Assessment of skin toxicity in an in vitro reconstituted human epidermis model using deep learning.

Skin toxicity is a common safety concern associated with drugs that inhibit epidermal growth factor receptors as well as other targets involved in epidermal growth and differentiation. Recently, the use of a 3-D reconstructed human epidermis model enabled large-scale drug screening and demonstrated potential for predicting skin toxicity. Although a decrease in epidermal thickness was often observed when the 3-D reconstructed tissues were exposed to drugs causing skin toxicity, the thickness evaluation of epidermal layers from a pathologist was subjective and not easily reproducible nor scalable. In addition, the subtle thickness differences among tissues as well as the large number of samples tested made cross-study comparison difficult when a manual evaluation strategy was employed.
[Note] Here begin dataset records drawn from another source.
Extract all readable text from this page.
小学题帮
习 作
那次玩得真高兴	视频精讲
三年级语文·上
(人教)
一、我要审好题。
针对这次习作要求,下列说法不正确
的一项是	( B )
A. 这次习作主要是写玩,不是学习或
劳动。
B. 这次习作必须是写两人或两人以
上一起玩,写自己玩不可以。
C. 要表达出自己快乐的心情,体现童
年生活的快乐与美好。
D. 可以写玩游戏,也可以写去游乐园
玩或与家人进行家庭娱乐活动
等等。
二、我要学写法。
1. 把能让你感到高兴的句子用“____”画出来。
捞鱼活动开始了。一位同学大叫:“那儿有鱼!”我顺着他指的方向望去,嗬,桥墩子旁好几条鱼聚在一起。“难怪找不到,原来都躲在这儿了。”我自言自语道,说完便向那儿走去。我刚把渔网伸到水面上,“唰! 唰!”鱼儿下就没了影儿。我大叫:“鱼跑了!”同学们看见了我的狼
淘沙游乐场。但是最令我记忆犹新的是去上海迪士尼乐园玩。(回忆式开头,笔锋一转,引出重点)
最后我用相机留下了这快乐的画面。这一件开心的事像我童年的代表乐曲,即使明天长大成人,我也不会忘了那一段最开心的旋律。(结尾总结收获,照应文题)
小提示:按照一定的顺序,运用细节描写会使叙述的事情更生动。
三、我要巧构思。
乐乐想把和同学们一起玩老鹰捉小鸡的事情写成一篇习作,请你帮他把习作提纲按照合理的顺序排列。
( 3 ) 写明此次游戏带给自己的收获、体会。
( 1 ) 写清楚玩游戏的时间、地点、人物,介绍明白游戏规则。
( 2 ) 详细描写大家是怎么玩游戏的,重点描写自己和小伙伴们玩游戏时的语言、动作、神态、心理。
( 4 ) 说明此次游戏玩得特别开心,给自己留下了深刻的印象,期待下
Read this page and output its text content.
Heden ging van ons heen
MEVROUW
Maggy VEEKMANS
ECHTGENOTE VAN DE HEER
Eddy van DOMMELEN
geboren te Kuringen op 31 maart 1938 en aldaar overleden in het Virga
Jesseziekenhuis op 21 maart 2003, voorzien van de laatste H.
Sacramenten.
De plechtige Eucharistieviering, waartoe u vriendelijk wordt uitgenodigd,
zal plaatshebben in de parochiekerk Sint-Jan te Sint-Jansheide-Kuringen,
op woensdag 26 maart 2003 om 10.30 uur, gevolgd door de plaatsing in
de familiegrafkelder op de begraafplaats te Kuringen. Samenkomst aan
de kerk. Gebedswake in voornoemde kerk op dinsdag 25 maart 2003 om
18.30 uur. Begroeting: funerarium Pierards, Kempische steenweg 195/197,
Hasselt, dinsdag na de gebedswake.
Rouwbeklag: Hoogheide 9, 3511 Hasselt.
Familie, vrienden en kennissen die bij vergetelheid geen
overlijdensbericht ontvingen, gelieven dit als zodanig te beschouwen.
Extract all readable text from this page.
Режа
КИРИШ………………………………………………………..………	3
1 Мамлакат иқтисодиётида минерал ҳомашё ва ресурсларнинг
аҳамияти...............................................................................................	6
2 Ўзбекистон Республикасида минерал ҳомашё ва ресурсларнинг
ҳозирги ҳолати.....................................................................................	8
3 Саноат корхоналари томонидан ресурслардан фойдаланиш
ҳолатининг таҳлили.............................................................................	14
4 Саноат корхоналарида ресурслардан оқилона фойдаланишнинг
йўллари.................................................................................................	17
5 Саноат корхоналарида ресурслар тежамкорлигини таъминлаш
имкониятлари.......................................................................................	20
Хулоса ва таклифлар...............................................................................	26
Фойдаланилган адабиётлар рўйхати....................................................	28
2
In the present study, we used deep learning and image processing algorithms to measure the viable epidermal thickness from multiple studies and demonstrated that the measured thickness was not only significantly correlated with a pathologist's semi-quantitative evaluation but in close agreement with the quantitative measurement performed by pathologists. Moreover, a sensitivity of 0.8 and specificity of 0.75 was achieved when predicting the toxicity of 18 compounds with clinical observations with these epidermal thickness algorithms. This approach is fully automated, reproducible and highly scalable, which not only demonstrates reasonable accuracy in predicting skin toxicity but enables cross-study comparison and high-throughput compound screening.